A robot for pennies. German avarice has defeated the complexity of automation

igus launches ReBeLMove Pro, a low-cost, easy-to-integrate modular mobile robot for SMEs.

The ReBeLMove Pro acts as a versatile base for multiple add-ons, including order-picking systems, smart shelving units, and collaborative robots equipped with conveyor belts. | Source: igus

While the big names in automation race to build robots that claim to hold “level-fifty artificial intelligence” and to design for outer space, the German firm igus - best known for polymer bearings - took another path. It launched the ReBeLMove Pro, a mobile robot stripped of every trace of glamour, but equipped with one decisive advantage that no small or mid sized owner can ignore - the price is only €38 900. A quick comparison shows that the usual market offerings start at €50 000. For this sum you do not receive a companion able to hold philosophical talks - you receive a plain, reliable and highly efficient worker that will shoulder the jobs people no longer want.

igus already deploys the ReBeLMove Pro as a shuttle that carries parts away from injection moulding machines. The work is monotonous and repetitive and companies struggle to recruit anyone willing to do it. Put more bluntly people consider themselves too good for such dull labour - they are correct. Why tie human talent to box carrying when a black-and-orange wheeled rectangle will do the job for you?
 

Numbers, not pathos

ReBeLMove Pro is not about the future. It's about today's efficiency. Here are his modest but devastatingly accurate characteristics:

  • Dimensions and weight: Length 795 mm, width 560 mm, height 195 mm. It weighs 60 kg. Compact, like a good desk.
  • Strength: Can carry 250 kg or pull a cart weighing up to 900 kg. It's about like five full beer kegs or one small "coffee pot" car.
  • Endurance: One battery charge is enough for a full 8-hour shift. No smoke breaks or sick days.
  • Speed: Moves at speeds up to 2 m/s (7.2 km/h). Faster than a man walking with a cart.
  • Brains: Creates a digital map of an area of 200 m2 in less than 3 minutes using lidar and 3D cameras. You can set up his route in 15 minutes without programming skills.
    Secret weapon: the E1 energy chain and the philosophy of "cheap but not angry"

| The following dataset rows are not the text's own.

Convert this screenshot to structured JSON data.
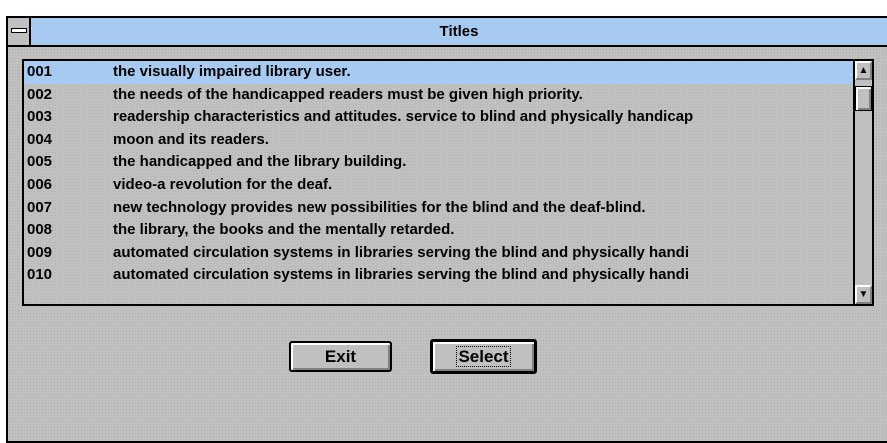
{
  "window": {
    "title": "Titles"
  },
  "list": {
    "selected_index": 0,
    "rows": [
      {
        "id": "001",
        "title": "the visually impaired library user."
      },
      {
        "id": "002",
        "title": "the needs of the handicapped readers must be given high priority."
      },
      {
        "id": "003",
        "title": "readership characteristics and attitudes. service to blind and physically  handicap"
      },
      {
        "id": "004",
        "title": "moon and its readers."
      },
      {
        "id": "005",
        "title": "the handicapped and the library building."
      },
      {
        "id": "006",
        "title": "video-a revolution for the deaf."
      },
      {
        "id": "007",
        "title": "new technology provides new possibilities for the blind and the deaf-blind."
      },
      {
        "id": "008",
        "title": "the library, the books and the mentally retarded."
      },
      {
        "id": "009",
        "title": "automated circulation systems in libraries serving the blind and physically  handi"
      },
      {
        "id": "010",
        "title": "automated circulation systems in libraries serving the blind and physically  handi"
      }
    ]
  },
  "scrollbar": {
    "up_icon": "up-arrow-icon",
    "down_icon": "down-arrow-icon"
  },
  "buttons": {
    "exit_label": "Exit",
    "select_label": "Select"
  },
  "colors": {
    "title_bar": "#a6caf0",
    "selection": "#a6caf0",
    "face": "#c0c0c0"
  }
}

While ReBeLMove transports cargo, another igus innovation ensures that robots and machines don't get tangled in their own wires. The company has launched the E1 energy chain**, cast entirely from high-strength plastic. The problem it solves is painfully familiar to all engineers: in cramped spaces (vending machines, laboratory equipment), cable wiring is often simply neglected. And then they wonder why the wires are fraying and breaking.

"We have received positive feedback from designers around the world who have unsuccessfully searched for a cost—effective solution for laying cables in compact installation spaces," says Kira Weller, Product Manager for Power Circuits. The novelty is cheaper than traditional chains assembled from links, and its "easy-chain" design allows you to pull individual cables through flexible teeth without tools. This is a typical igus approach: find a boring, unresolved problem and fix it in the most practical and inexpensive way.

Who needs all this? Or why the future belongs to "robot day laborers"

The launch of ReBeLMove Pro is not just a new product announcement. This is a signal to the entire industry. Automation is no longer the preserve of a select few — large auto giants and pharmaceutical companies. Now a small factory, logistics warehouse, or even a large laboratory can look at it.

The average payback period (ROI) for ReBeLMove Pro is 12 months. Simply put, you pay a "salary" to this robot for a year, and then it works virtually for free, without requiring a raise or going on maternity leave. In a world where finding and retaining staff for routine operations is becoming a heroic task, such an economy looks not just attractive, but irresistible.

And here an interesting thought arises. This democratization of robotics naturally creates demand for new services. When a robot becomes an affordable asset rather than an exotic curiosity, there is a need not just to buy it, but to use it effectively. For example, you can rent for a seasonal project or find a ready—made solution for a specific task - for example, for inventory of a warehouse or unloading a machine with raw materials. This opens up a field for platforms that act as intermediaries between the owners of such universal robot platforms and those who need their "work" here and now. In fact, this is a logical evolution of the market: from selling hardware to providing robotic labor as a service.

Ultimately, the success of ReBeLMove Pro proves a simple truth: the future of automation belongs not to the smartest or fastest robots, but to the most pragmatic and accessible. Igus seems to have finally created the "robot for everyone" - a boring, nondescript, but much—needed hard worker. And, perhaps, it is precisely such robots that will change the world much more than all walking and talking androids combined. They're already changing it, just quietly and efficiently rolling boxes from point A to point B while humanity ponders the singularity.